Anyone ever noticed how fast some of those cars in the 'factory appearing drag's' are. I would bet most of those guys could write books on this subject
I heard one guy talking about just how far you could alter the wheelbase before anyone would notice.
In reply to ronholm:
The actual FAST class (Factory Appearance, Stock Tire) literally has no rules outside of outside appearance, on purpose. 550+ ci strokers live in those cars. The best one was the guy with aluminum heads who sand blasted the outsides so they looked like the real iron ones. The innovation in that class is actually really cool.

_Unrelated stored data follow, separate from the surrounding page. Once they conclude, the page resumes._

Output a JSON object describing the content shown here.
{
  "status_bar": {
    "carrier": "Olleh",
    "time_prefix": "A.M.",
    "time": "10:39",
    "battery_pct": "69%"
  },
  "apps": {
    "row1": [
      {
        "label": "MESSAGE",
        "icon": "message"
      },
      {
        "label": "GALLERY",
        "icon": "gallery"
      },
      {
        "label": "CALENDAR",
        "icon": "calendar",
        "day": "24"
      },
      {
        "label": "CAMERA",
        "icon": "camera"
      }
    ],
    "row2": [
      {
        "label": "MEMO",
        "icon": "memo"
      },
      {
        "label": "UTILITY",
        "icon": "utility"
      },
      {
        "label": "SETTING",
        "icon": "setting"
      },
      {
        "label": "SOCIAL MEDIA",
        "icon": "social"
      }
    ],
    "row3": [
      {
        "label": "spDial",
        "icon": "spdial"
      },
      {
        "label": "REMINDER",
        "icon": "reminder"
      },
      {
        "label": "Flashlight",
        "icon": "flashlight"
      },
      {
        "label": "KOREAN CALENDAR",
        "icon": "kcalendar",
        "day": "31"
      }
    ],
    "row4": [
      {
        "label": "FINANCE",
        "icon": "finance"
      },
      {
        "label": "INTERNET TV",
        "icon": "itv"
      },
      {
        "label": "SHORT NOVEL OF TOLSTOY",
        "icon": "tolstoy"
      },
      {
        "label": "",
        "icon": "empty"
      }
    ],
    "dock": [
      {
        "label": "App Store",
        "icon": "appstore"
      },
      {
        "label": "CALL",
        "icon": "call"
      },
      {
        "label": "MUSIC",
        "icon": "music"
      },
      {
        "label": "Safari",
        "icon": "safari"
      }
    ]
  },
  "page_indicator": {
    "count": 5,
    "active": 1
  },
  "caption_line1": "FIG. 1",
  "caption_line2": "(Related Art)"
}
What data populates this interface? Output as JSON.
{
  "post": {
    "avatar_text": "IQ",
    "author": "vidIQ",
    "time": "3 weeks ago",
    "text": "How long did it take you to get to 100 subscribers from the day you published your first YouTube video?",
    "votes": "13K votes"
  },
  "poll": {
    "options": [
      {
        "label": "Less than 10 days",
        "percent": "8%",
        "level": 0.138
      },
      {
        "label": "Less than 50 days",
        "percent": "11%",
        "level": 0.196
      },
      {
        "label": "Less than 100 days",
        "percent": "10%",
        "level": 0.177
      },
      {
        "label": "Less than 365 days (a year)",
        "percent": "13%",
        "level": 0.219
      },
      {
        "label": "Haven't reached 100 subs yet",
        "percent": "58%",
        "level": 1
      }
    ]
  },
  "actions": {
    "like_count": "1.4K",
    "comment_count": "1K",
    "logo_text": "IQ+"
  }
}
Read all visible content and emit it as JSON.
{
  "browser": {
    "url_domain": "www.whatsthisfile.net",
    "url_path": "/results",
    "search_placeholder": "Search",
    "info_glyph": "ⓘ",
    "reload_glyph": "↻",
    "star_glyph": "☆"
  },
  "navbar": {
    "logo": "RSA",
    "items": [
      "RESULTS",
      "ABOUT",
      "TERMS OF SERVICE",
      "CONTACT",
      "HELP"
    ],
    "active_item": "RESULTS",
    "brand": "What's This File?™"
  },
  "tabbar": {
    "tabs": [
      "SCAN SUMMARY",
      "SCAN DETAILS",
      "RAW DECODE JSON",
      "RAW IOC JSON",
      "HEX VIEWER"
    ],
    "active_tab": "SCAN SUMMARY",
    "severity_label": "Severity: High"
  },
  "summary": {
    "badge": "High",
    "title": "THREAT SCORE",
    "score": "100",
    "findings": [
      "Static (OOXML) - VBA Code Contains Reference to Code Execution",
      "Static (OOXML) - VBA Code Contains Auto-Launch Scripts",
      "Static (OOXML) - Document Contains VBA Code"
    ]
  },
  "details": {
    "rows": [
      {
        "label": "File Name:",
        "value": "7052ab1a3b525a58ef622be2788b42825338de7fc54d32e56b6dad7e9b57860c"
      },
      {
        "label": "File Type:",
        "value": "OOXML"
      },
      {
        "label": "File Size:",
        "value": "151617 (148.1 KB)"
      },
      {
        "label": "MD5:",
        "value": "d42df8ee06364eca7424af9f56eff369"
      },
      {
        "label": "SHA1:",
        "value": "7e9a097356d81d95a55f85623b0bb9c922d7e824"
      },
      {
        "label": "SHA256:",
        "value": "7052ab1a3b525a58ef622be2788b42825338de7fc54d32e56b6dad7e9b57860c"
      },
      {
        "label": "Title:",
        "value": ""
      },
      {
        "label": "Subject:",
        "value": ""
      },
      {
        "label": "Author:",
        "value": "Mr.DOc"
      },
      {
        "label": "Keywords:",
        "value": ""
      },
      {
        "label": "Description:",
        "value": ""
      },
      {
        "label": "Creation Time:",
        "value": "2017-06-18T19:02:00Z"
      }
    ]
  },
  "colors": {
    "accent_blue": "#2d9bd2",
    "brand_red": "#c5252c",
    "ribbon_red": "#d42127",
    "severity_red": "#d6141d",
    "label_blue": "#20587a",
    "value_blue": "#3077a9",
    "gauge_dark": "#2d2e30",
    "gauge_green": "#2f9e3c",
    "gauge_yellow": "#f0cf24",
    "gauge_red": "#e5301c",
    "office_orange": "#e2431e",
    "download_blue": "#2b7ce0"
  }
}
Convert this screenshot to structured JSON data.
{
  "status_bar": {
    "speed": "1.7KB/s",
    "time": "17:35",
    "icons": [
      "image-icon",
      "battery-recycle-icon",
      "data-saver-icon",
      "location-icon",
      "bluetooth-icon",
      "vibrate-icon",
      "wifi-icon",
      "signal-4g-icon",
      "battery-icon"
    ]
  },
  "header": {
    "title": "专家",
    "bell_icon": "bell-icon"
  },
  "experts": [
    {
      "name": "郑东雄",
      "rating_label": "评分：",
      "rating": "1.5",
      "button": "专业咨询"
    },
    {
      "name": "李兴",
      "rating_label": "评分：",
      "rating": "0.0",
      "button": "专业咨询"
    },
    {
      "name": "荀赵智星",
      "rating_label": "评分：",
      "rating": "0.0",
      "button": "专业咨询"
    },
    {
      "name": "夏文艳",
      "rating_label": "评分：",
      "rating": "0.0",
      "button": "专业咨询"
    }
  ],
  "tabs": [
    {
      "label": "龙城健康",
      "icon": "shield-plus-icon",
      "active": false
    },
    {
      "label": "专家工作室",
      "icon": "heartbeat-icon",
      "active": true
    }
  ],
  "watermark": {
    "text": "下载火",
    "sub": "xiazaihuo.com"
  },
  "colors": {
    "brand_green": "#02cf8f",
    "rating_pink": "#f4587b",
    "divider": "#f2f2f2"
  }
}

As for the wheelbase thing, I forgot about how common that was in drag racing! You simply made one front side a little further forward than the other, like maybe an inch. You would "deep" stage the longer front in essence, so the car would only have to run 1319'11", making you quicker without actually being quicker.
yamaha
SuperDork
1/29/13 6:26 p.m.
Look back to the thunderbolt arriving at drag strips in 1964.......it originally had a fiberglass bumper, but nhra went ape E36 M3......so ford had aluminum ones stamped out that were conveinently lighter than the glass one. Those cars also wouldn't meet minimum weight without a full tank and some extra help.
Sounds like the same person or at least the same story.